There are plenty of occasions when "u-turn" is the most apt term but I don't like overusing it. We journalists and opposition politicians are always urging governments to change their mind and when they do it's all too easy to accuse them of a u-turn.
That said, there's little doubt that today's announcement saw a remarkable change in the First Minister's language.
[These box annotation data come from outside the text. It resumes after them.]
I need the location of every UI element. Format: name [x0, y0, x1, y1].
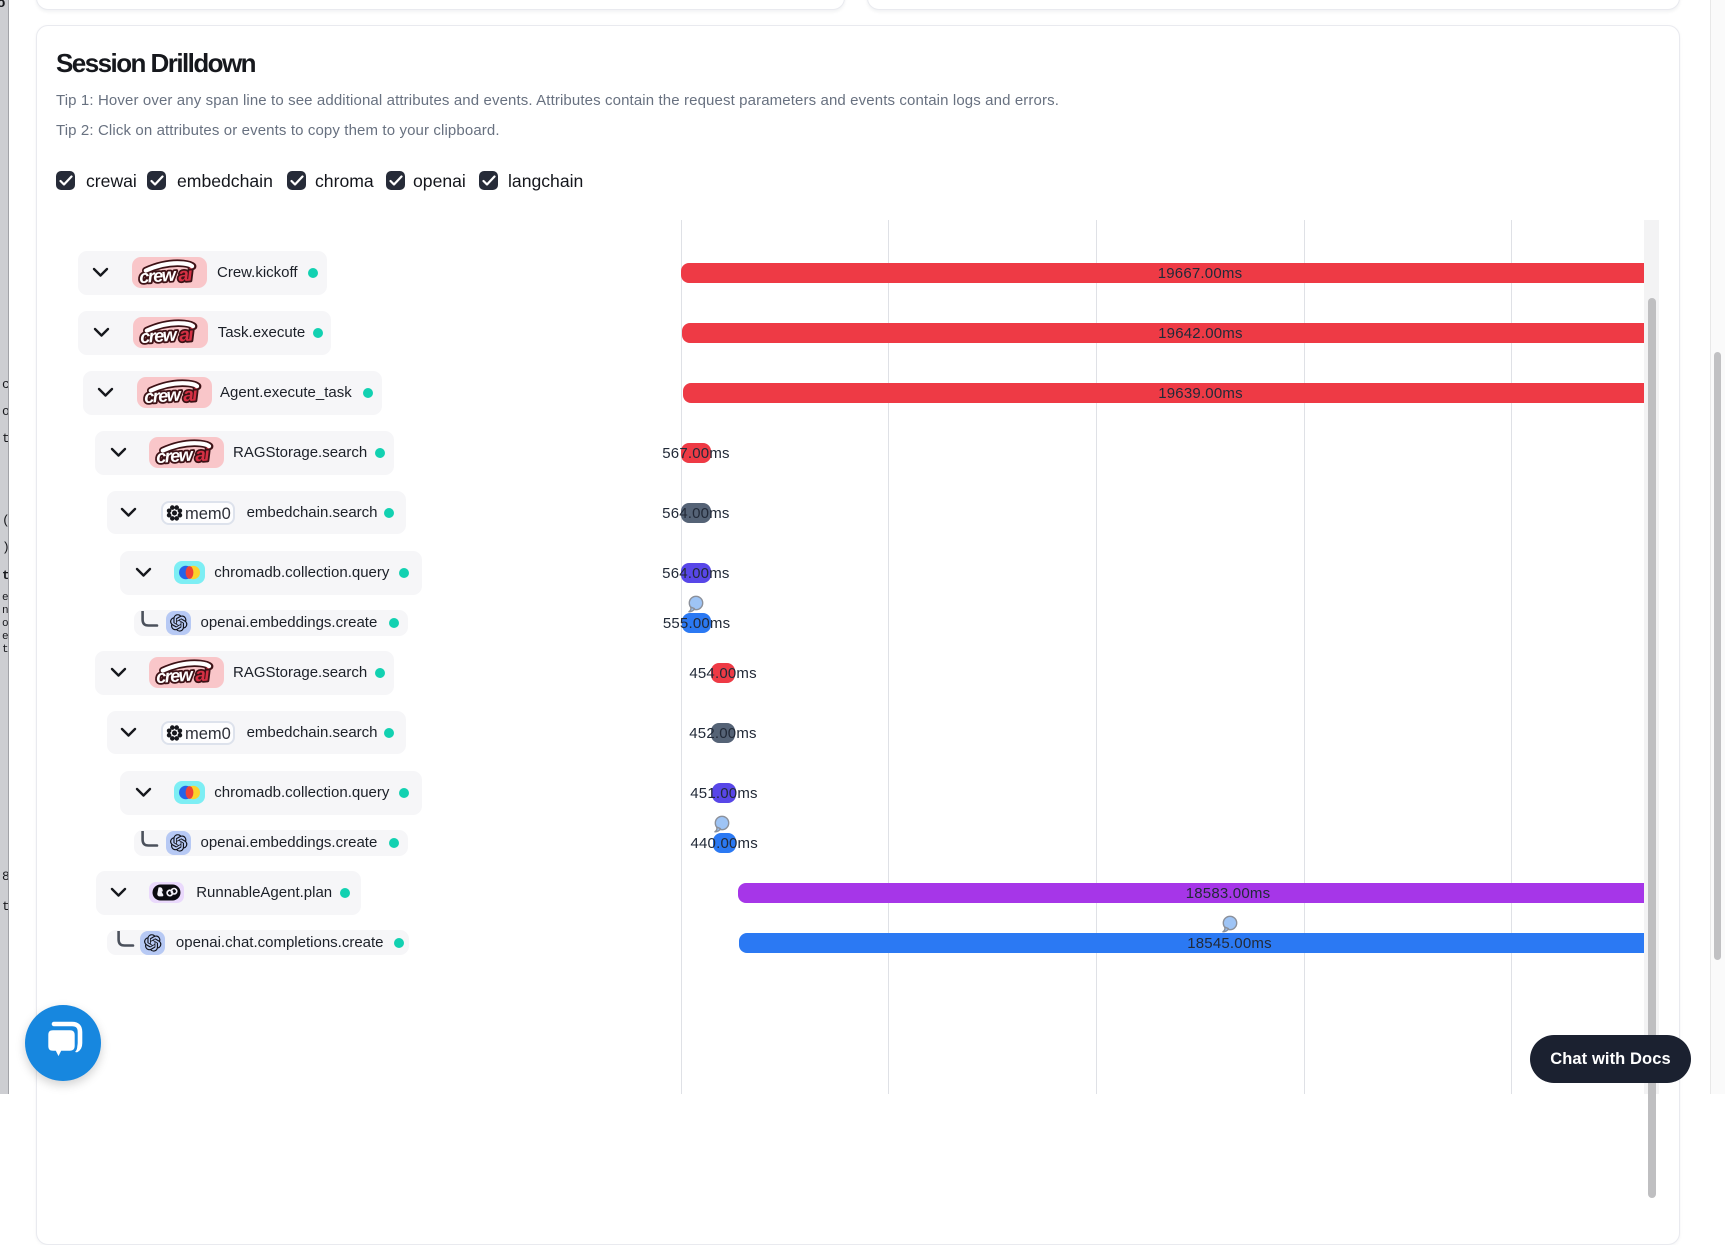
- svg-text:mem0: mem0: [185, 505, 231, 523]
- svg-text:mem0: mem0: [185, 725, 231, 743]
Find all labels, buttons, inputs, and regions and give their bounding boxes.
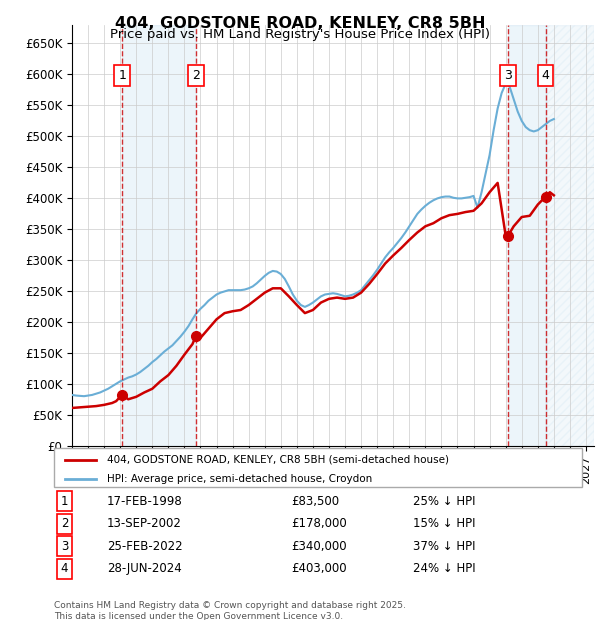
Text: 25-FEB-2022: 25-FEB-2022 [107, 539, 182, 552]
Text: 28-JUN-2024: 28-JUN-2024 [107, 562, 182, 575]
Text: 13-SEP-2002: 13-SEP-2002 [107, 517, 182, 530]
Text: £403,000: £403,000 [292, 562, 347, 575]
Text: Price paid vs. HM Land Registry's House Price Index (HPI): Price paid vs. HM Land Registry's House … [110, 28, 490, 41]
Text: £83,500: £83,500 [292, 495, 340, 508]
Text: Contains HM Land Registry data © Crown copyright and database right 2025.
This d: Contains HM Land Registry data © Crown c… [54, 601, 406, 620]
Text: 3: 3 [504, 69, 512, 82]
Text: 2: 2 [61, 517, 68, 530]
Text: 404, GODSTONE ROAD, KENLEY, CR8 5BH: 404, GODSTONE ROAD, KENLEY, CR8 5BH [115, 16, 485, 30]
FancyBboxPatch shape [54, 448, 582, 487]
Text: 1: 1 [118, 69, 126, 82]
Text: 37% ↓ HPI: 37% ↓ HPI [413, 539, 476, 552]
Text: 17-FEB-1998: 17-FEB-1998 [107, 495, 182, 508]
Text: 4: 4 [542, 69, 550, 82]
Text: 3: 3 [61, 539, 68, 552]
Text: 1: 1 [61, 495, 68, 508]
Text: 4: 4 [61, 562, 68, 575]
Text: 2: 2 [192, 69, 200, 82]
Text: HPI: Average price, semi-detached house, Croydon: HPI: Average price, semi-detached house,… [107, 474, 372, 484]
Text: 25% ↓ HPI: 25% ↓ HPI [413, 495, 476, 508]
Text: 15% ↓ HPI: 15% ↓ HPI [413, 517, 476, 530]
Text: 24% ↓ HPI: 24% ↓ HPI [413, 562, 476, 575]
Text: £178,000: £178,000 [292, 517, 347, 530]
Text: 404, GODSTONE ROAD, KENLEY, CR8 5BH (semi-detached house): 404, GODSTONE ROAD, KENLEY, CR8 5BH (sem… [107, 455, 449, 465]
Bar [122, 25, 196, 446]
Text: £340,000: £340,000 [292, 539, 347, 552]
Bar [508, 25, 545, 446]
Bar [545, 25, 594, 446]
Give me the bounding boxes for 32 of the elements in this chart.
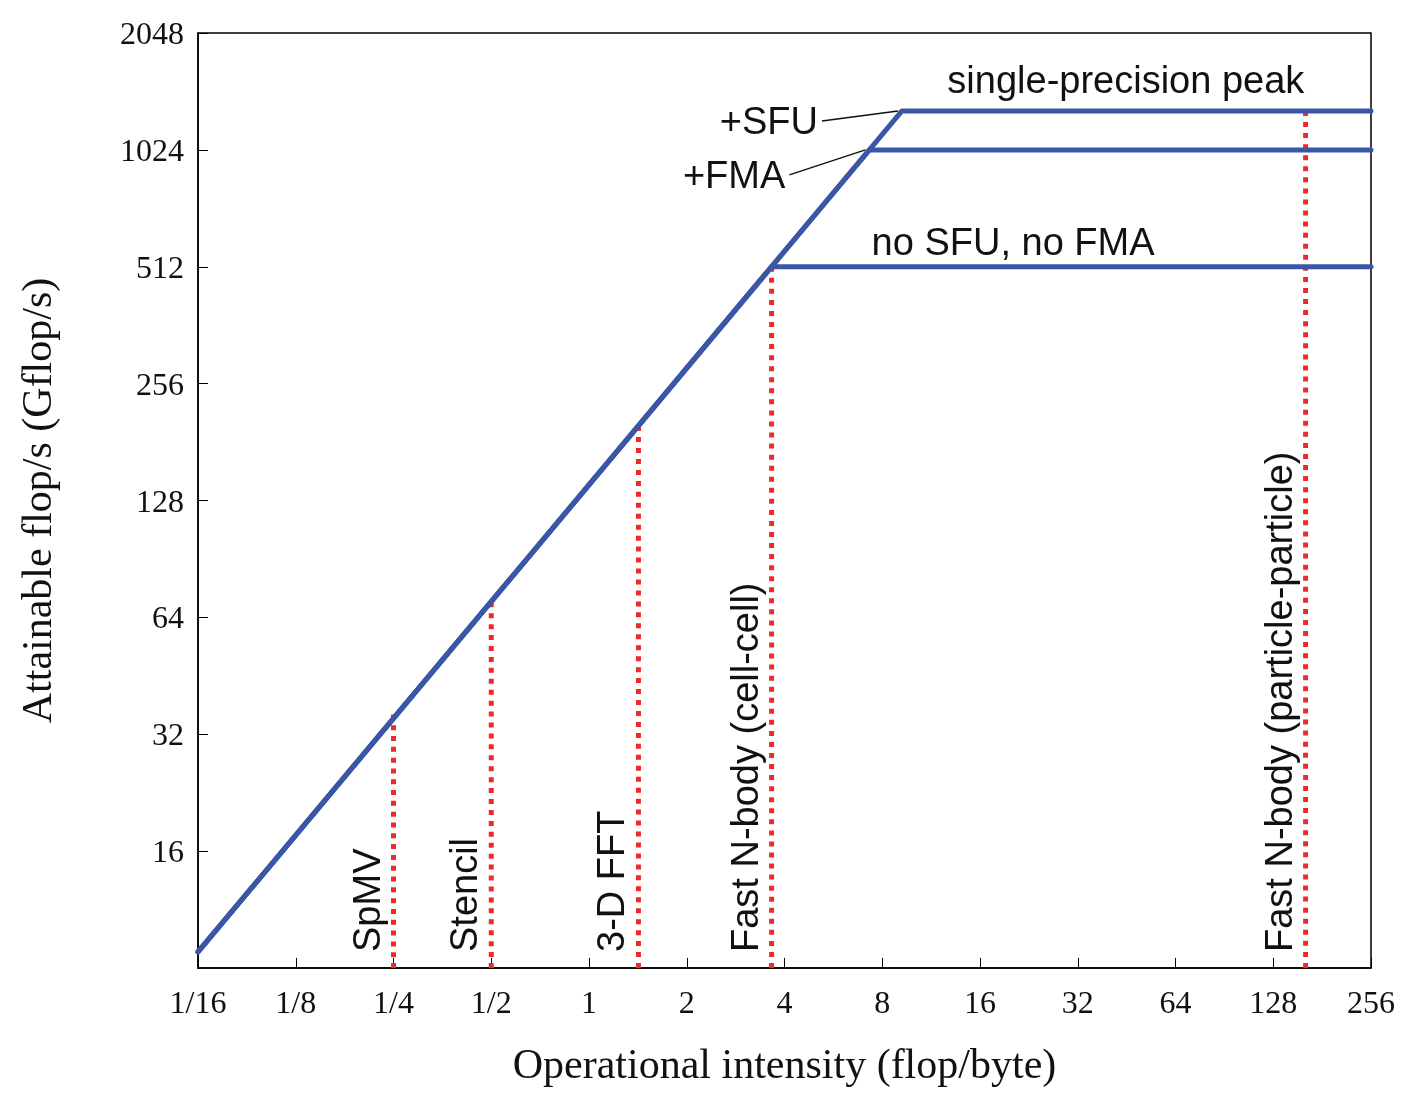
text: Fast N-body (cell-cell) (723, 582, 766, 952)
x-axis-title: Operational intensity (flop/byte) (512, 1041, 1057, 1088)
series-label: no SFU, no FMA (871, 220, 1156, 263)
y-tick-label: 32 (152, 716, 184, 753)
x-tick-label: 8 (874, 984, 891, 1020)
y-tick-label: 1024 (120, 131, 184, 168)
x-tick-label: 16 (964, 984, 996, 1020)
text: SpMV (345, 847, 388, 952)
x-tick-label: 2 (678, 984, 695, 1020)
annotation: single-precision peak (947, 58, 1306, 101)
y-tick-label: 16 (152, 833, 184, 870)
text: 3-D FFT (590, 810, 633, 952)
text: Stencil (443, 837, 486, 952)
x-tick-label: 1/16 (169, 984, 227, 1020)
x-tick-label: 1/4 (373, 984, 414, 1020)
x-tick-label: 32 (1061, 984, 1094, 1020)
x-tick-label: 256 (1347, 984, 1395, 1020)
x-tick-label: 64 (1159, 984, 1192, 1020)
text: Fast N-body (particle-particle) (1257, 451, 1300, 952)
x-tick-label: 1 (581, 984, 597, 1020)
y-tick-label: 128 (136, 482, 184, 519)
y-tick-label: 2048 (120, 15, 184, 51)
y-tick-label: 256 (136, 365, 184, 402)
series-label: +FMA (682, 153, 786, 196)
x-tick-label: 1/2 (470, 984, 512, 1020)
x-tick-label: 1/8 (275, 984, 317, 1020)
y-tick-label: 64 (152, 599, 184, 636)
series-label: +SFU (719, 99, 818, 142)
x-tick-label: 4 (776, 984, 793, 1020)
y-axis-title: Attainable flop/s (Gflop/s) (14, 277, 61, 724)
x-tick-label: 128 (1249, 984, 1298, 1020)
y-tick-label: 512 (136, 248, 184, 285)
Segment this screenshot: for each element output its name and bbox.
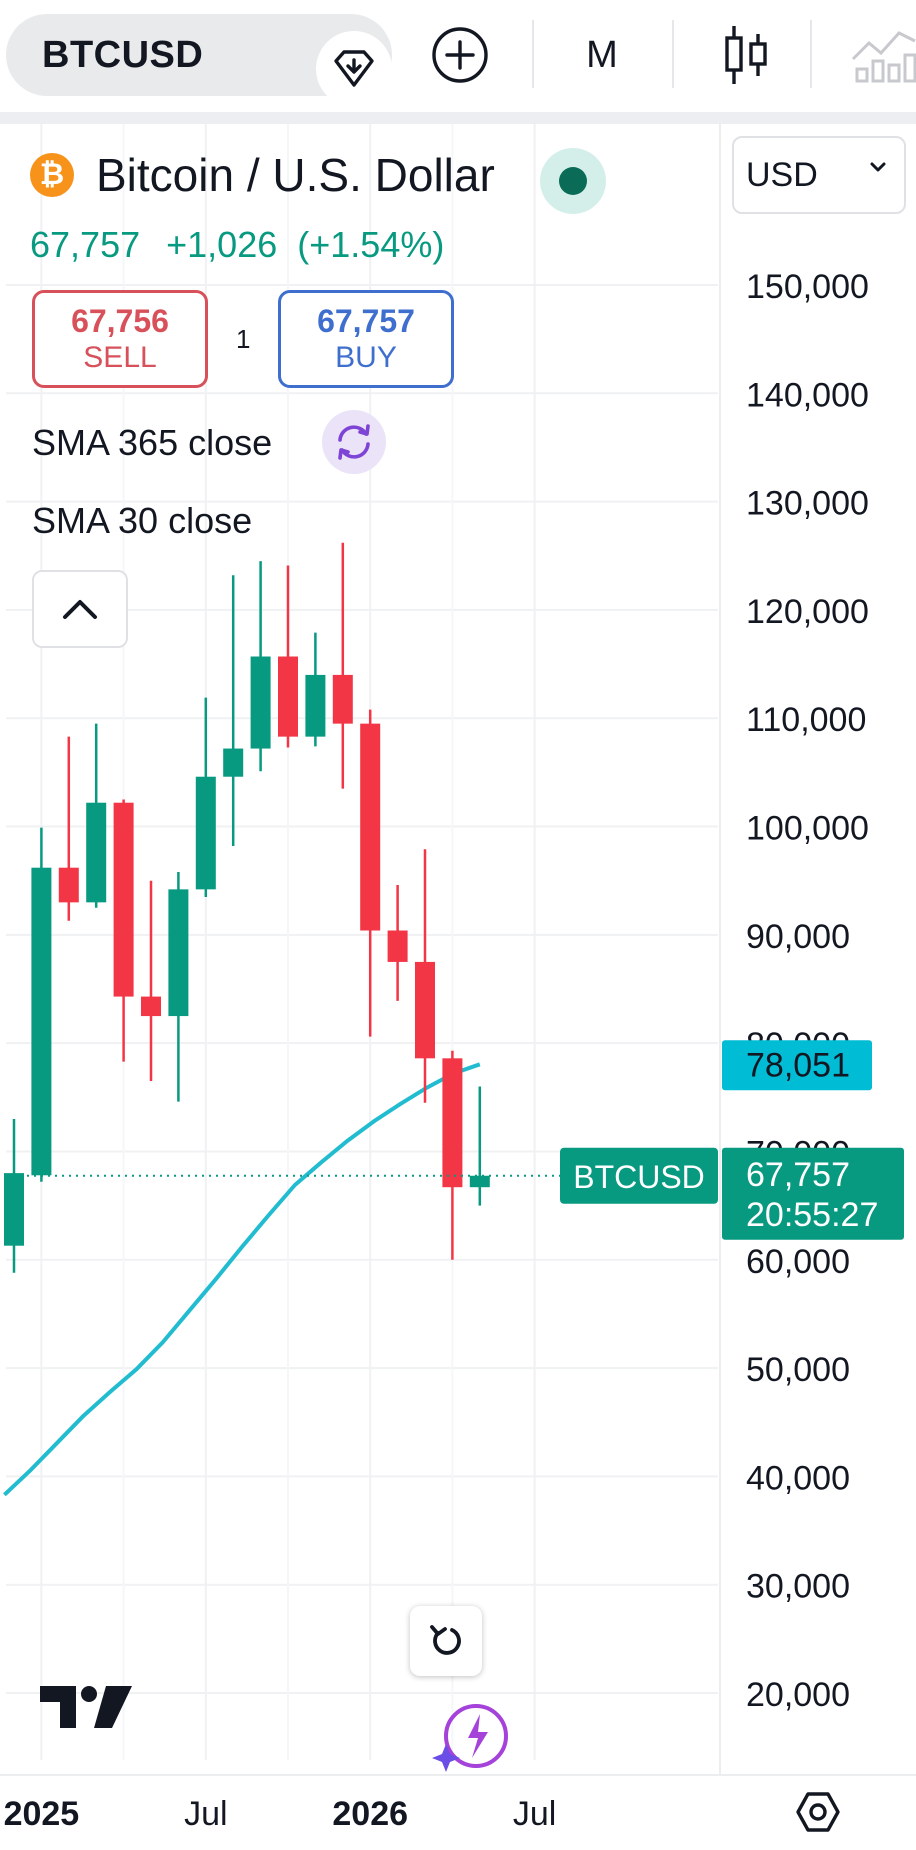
y-tick-label: 130,000 (746, 485, 869, 523)
candle-body (415, 961, 435, 1059)
buy-price: 67,757 (317, 303, 415, 339)
symbol-name: BTCUSD (42, 34, 204, 76)
candle-body (223, 748, 244, 777)
x-tick-label: Jul (184, 1795, 227, 1833)
candle-body (113, 802, 134, 997)
x-tick-label: Jul (513, 1795, 556, 1833)
indicator-sma-30[interactable]: SMA 30 close (32, 500, 253, 541)
candle-body (387, 930, 408, 962)
y-tick-label: 140,000 (746, 376, 869, 414)
candle-body (86, 802, 107, 903)
market-open-status-icon[interactable] (540, 148, 606, 214)
candle-body (469, 1175, 490, 1188)
candle-body (278, 656, 298, 737)
collapse-legend-button[interactable] (32, 570, 128, 648)
candle-body (31, 867, 52, 1176)
price-summary: 67,757 +1,026 (+1.54%) (30, 224, 444, 266)
candle-body (250, 656, 271, 749)
y-tick-label: 50,000 (746, 1351, 850, 1389)
currency-label: USD (746, 155, 818, 194)
sell-price: 67,756 (71, 303, 169, 339)
sma-value-badge (722, 1040, 872, 1091)
reset-icon (430, 1625, 461, 1655)
candle-body (168, 889, 189, 1017)
interval-label: M (586, 33, 618, 76)
y-tick-label: 40,000 (746, 1459, 850, 1497)
last-price: 67,757 (30, 224, 141, 265)
chevron-up-icon (63, 600, 97, 619)
sell-button[interactable]: 67,756 SELL (32, 290, 208, 388)
y-tick-label: 150,000 (746, 268, 869, 306)
symbol-price-tag (560, 1147, 718, 1204)
y-tick-label: 20,000 (746, 1676, 850, 1714)
buy-button[interactable]: 67,757 BUY (278, 290, 454, 388)
sparkle-lightning-icon[interactable] (432, 1700, 516, 1781)
candle-body (58, 867, 79, 903)
reset-chart-button[interactable] (410, 1606, 482, 1676)
last-price-badge (722, 1147, 904, 1240)
buy-label: BUY (335, 341, 397, 374)
live-dot (559, 167, 587, 195)
symbol-price-tag-label: BTCUSD (573, 1159, 705, 1195)
countdown-label: 20:55:27 (746, 1196, 878, 1234)
toolbar-divider (810, 20, 812, 88)
x-tick-label: 2025 (4, 1795, 80, 1833)
price-change: +1,026 (166, 224, 278, 265)
last-price-badge-value: 67,757 (746, 1156, 850, 1194)
candle-body (360, 723, 381, 931)
add-circle-icon[interactable] (422, 17, 498, 93)
symbol-search-button[interactable]: BTCUSD (6, 14, 392, 107)
candles-icon[interactable] (708, 17, 784, 93)
sell-label: SELL (83, 341, 157, 374)
candle-body (442, 1058, 463, 1188)
candle-body (305, 674, 326, 737)
sma-value-badge-label: 78,051 (746, 1046, 850, 1084)
sync-icon[interactable] (322, 410, 386, 474)
diamond-alert-icon[interactable] (316, 31, 392, 107)
currency-select[interactable]: USD (732, 136, 906, 214)
candle-body (332, 674, 353, 724)
candle-body (195, 776, 216, 890)
y-tick-label: 100,000 (746, 810, 869, 848)
spread-value: 1 (236, 324, 251, 354)
chart-style-icon[interactable] (846, 17, 916, 93)
y-tick-label: 60,000 (746, 1243, 850, 1281)
y-tick-label: 30,000 (746, 1568, 850, 1606)
symbol-description: Bitcoin / U.S. Dollar (96, 149, 495, 201)
interval-button[interactable]: M (564, 17, 640, 93)
y-tick-label: 110,000 (746, 701, 866, 739)
indicator-sma-365[interactable]: SMA 365 close (32, 422, 273, 463)
legend-title-row[interactable]: ₿ Bitcoin / U.S. Dollar (30, 148, 495, 202)
toolbar-divider (532, 20, 534, 88)
top-toolbar: BTCUSD M (0, 0, 916, 112)
x-tick-label: 2026 (332, 1795, 408, 1833)
settings-icon[interactable] (794, 1788, 842, 1841)
price-chart[interactable]: 150,000140,000130,000120,000110,000100,0… (0, 124, 916, 1850)
tradingview-logo-icon (40, 1682, 136, 1737)
candle-body (141, 996, 161, 1017)
y-tick-label: 120,000 (746, 593, 869, 631)
toolbar-divider-bar (0, 112, 916, 124)
candle-body (4, 1173, 24, 1246)
sma-365-line (3, 1062, 481, 1497)
y-tick-label: 90,000 (746, 918, 850, 956)
bitcoin-logo-icon: ₿ (30, 153, 74, 197)
toolbar-divider (672, 20, 674, 88)
price-change-percent: (+1.54%) (297, 224, 445, 265)
chevron-down-icon (870, 162, 886, 172)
Wales, he said, is now in a "benign position" and the case numbers are falling rapidly.
I asked him if the modelling of the caseload used by the Welsh Government and which predicted that the omicron peak would come next week was wrong.
Mark Drakeford said: "I don't think the model was wrong in essence, because the model showed what has actually happened in practice: that very sharp rise and now a rapid decline."
But he acknowledged it had happened more quickly.
And he pointed out that, actually, his timetable for easing those restrictions that he announced today pretty much matches the fortnight that he predicted last week.
So undoubtedly a change and a happy one, but that hasn't stopped the Conservatives branding it a u-turn even if it's one that they welcome.
And there's a suggestion that perhaps another kind of storm: the one engulfing the Prime Minister, has provided some cover to make a significant change, knowing that both that political storm and the fact that it's widely welcome will result in less criticism.
Those suggesting that might invert a notorious political phrase: was this a good day to bury good news?